🧠 AI🟢 BullishImportance 7/10

MemoryVAM: Integrating Memory into Video Action Model for Robot Manipulation

arXiv – CS AI|Yuxin Jiang, Chang Yu, Yunuo Chen, Xiang Feng, Yin Yang, Nishank Gite, Chenfanfu Jiang|June 23, 2026 at 04:00 AM

🤖AI Summary

MemoryVAM introduces an episodic memory mechanism for video-world-model policies that enables robots to perform long-horizon manipulation tasks by retaining and leveraging historical context. The system achieves significant performance improvements on benchmark tasks and real robot experiments, addressing a fundamental limitation where short observation windows make complex manipulation non-Markovian.

Analysis

MemoryVAM addresses a critical constraint in robotic manipulation: video-world-model policies traditionally condition on short observation windows, making them unable to handle tasks requiring memory of past events. This research bridges that gap through a Recap-Cue module that compresses per-frame CLIP embeddings into compact memory tokens, enabling policies to condition actions on full episode history rather than immediate observations alone. The architecture proves flexible, compatible with both UNet and Diffusion Transformer backbones through simple cross-attention modifications.

The technical innovation lies in how memory is integrated without requiring per-frame progress labels. Instead, the system trains jointly using video prediction, delta-reconstruction auxiliary loss, and episode-boundary supervision—a more practical approach than densely annotated training data. This design choice matters because annotation costs represent a major barrier to scaling robotic learning systems.

Benchmark results demonstrate substantial improvements: LIBERO-Mem performance jumped from 5% to 42.5% success rate, while real robot experiments achieved 78.3% on counting, 80.0% on spatial recall, and 75.0% on sequential tracking. These results indicate genuine progress toward robots handling complex, multi-step tasks that depend on earlier observations. The work has implications for autonomous systems development and demonstrates how transformer-based architectures can be adapted to incorporate temporal memory effectively.
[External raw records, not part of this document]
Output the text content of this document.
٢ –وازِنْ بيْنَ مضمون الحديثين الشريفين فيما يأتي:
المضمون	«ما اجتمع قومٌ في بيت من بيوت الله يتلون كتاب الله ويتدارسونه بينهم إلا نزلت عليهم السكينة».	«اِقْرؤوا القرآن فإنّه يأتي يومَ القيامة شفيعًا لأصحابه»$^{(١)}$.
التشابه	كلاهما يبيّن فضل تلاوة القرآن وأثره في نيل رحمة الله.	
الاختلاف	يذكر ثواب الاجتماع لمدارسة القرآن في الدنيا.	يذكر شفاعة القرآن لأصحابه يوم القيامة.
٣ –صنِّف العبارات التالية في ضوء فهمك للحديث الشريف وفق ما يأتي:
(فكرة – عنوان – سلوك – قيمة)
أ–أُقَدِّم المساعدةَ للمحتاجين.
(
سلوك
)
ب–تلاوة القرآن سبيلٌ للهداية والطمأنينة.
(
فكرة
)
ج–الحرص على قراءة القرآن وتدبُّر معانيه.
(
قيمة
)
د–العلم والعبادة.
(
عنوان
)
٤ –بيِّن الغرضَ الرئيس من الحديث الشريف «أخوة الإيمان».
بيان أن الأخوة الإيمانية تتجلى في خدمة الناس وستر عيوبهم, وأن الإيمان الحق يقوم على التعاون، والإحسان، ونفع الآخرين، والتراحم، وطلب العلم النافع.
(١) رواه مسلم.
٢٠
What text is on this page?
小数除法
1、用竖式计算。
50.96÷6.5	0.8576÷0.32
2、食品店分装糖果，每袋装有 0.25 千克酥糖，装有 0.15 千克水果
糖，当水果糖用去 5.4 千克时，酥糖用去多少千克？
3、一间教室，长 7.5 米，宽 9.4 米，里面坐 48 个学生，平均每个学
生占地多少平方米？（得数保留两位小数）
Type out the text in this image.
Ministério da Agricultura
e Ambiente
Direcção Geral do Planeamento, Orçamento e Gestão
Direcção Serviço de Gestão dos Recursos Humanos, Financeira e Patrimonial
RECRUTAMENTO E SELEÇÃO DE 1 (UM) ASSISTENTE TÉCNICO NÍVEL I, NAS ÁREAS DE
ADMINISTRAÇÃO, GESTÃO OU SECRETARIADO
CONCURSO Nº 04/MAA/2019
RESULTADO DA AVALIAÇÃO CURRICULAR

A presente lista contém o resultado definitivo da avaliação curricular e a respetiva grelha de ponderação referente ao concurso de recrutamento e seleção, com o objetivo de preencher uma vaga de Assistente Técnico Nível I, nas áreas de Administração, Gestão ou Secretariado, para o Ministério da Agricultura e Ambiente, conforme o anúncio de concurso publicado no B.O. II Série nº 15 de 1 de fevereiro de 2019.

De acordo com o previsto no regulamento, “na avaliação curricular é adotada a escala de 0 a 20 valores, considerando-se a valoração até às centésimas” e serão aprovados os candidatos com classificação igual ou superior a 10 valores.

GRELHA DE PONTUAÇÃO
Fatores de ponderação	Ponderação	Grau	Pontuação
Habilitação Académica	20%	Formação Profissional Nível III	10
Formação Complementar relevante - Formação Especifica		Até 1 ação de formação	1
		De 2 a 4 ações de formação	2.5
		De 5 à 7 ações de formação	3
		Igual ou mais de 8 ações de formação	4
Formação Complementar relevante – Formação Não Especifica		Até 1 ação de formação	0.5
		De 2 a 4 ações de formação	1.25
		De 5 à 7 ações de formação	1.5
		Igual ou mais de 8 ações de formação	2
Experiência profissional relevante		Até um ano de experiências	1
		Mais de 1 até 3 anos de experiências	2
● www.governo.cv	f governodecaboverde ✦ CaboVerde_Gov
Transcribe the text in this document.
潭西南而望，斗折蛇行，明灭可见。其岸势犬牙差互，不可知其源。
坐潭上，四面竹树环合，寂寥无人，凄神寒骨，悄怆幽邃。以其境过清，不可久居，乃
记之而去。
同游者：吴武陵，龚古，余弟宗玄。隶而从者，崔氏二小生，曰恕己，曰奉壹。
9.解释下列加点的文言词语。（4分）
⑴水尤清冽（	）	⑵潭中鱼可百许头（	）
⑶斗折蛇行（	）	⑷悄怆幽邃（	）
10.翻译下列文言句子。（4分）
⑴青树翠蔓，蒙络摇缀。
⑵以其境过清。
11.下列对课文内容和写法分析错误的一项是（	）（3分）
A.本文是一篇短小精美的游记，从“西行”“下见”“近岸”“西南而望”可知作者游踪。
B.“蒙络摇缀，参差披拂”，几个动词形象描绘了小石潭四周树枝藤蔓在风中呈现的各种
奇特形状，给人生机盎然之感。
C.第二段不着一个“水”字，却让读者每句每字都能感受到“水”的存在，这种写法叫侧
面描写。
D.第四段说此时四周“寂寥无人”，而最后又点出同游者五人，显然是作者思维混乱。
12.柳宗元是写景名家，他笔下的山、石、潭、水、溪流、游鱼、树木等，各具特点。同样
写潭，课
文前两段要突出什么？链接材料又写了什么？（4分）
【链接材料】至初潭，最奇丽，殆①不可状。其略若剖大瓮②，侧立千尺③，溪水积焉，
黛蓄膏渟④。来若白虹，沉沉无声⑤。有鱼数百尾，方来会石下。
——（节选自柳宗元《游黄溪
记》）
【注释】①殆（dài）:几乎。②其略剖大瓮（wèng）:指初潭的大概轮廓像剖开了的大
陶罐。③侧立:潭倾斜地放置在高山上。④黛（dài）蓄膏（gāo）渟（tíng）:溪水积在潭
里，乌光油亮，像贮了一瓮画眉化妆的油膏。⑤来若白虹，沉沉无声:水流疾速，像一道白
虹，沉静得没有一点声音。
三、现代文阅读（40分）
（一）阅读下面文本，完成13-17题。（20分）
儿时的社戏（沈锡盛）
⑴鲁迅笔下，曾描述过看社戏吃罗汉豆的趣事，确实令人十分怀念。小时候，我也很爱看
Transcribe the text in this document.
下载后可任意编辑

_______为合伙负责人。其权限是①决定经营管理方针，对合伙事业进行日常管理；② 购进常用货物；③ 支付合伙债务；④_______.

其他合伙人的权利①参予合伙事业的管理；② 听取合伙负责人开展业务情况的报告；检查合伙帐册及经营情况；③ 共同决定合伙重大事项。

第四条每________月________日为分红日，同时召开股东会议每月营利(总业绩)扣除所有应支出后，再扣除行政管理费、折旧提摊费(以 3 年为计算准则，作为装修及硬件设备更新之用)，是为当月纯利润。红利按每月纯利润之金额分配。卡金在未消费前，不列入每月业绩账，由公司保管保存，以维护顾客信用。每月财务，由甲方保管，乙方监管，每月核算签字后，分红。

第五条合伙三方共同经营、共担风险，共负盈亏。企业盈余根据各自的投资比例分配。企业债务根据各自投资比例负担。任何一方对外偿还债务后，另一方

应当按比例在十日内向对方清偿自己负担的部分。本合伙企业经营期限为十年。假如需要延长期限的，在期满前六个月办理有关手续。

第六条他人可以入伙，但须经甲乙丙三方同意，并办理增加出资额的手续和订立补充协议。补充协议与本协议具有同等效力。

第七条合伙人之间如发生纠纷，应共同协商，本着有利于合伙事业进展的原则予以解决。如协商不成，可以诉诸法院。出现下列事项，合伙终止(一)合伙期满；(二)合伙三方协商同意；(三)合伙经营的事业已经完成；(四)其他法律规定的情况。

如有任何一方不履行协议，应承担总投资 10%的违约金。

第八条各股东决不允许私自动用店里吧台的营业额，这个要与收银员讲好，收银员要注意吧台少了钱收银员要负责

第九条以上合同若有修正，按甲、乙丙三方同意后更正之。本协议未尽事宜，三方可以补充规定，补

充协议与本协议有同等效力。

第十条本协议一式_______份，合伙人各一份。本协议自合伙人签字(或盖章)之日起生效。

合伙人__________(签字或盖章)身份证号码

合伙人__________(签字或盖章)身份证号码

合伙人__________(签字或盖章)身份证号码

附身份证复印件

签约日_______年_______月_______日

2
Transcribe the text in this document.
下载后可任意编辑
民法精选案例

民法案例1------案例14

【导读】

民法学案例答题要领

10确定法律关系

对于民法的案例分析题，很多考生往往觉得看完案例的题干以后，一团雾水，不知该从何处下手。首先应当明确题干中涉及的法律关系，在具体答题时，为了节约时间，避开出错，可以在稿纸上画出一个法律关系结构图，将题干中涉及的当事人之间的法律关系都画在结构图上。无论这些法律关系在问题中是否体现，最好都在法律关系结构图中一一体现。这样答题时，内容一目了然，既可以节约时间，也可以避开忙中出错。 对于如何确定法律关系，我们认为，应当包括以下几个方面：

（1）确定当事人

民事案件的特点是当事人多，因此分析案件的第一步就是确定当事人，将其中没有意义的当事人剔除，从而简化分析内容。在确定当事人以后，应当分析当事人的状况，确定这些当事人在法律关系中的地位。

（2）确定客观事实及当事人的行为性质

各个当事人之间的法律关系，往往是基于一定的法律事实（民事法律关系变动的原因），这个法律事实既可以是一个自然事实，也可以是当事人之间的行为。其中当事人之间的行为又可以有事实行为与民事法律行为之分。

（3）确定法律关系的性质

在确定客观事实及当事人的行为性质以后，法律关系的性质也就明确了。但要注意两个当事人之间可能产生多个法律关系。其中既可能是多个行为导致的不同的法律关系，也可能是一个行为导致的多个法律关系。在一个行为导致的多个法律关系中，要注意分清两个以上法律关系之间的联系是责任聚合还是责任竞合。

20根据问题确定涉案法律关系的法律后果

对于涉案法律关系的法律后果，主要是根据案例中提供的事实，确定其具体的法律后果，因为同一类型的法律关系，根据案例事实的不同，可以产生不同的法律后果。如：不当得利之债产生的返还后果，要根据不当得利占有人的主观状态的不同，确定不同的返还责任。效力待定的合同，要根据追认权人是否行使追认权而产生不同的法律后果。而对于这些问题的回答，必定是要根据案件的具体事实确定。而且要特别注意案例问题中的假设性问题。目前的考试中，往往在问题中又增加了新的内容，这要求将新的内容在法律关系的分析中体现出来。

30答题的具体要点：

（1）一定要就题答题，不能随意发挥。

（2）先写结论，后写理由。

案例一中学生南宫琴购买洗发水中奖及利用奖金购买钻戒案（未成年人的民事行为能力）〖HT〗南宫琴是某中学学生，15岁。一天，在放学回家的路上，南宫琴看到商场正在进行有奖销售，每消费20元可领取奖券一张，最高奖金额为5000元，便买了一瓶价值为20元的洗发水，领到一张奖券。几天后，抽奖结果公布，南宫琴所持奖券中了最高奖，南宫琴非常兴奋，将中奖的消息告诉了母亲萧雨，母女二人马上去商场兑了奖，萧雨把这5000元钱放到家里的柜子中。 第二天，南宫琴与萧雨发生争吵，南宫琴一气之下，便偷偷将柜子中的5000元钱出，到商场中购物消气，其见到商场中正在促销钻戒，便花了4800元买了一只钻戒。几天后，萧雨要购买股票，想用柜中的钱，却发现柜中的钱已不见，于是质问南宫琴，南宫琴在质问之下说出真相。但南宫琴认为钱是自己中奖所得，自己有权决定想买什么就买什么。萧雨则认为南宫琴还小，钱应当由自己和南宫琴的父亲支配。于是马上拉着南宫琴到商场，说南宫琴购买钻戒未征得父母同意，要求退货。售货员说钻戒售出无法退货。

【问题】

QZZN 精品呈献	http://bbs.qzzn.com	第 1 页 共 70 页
Future developments should focus on scaling memory mechanisms to longer episodes, reducing computational overhead of memory injection, and testing generalization across diverse task distributions beyond current benchmarks.

Key Takeaways

→MemoryVAM integrates episodic memory into video-world-model policies, enabling robots to perform long-horizon tasks requiring historical context.
→The Recap-Cue module compresses per-frame embeddings into compact memory tokens injected into both video backbones and action decoders.
→LIBERO-Mem success rate improved from 5% to 42.5%, with real robot tasks achieving 75-80% success across counting, spatial, and sequential tasks.
→The architecture works with multiple backbone types (UNet, Diffusion Transformer) by modifying only the cross-attention injection interface.
→Training uses video prediction and auxiliary losses rather than per-frame progress labels, reducing annotation requirements for scalability.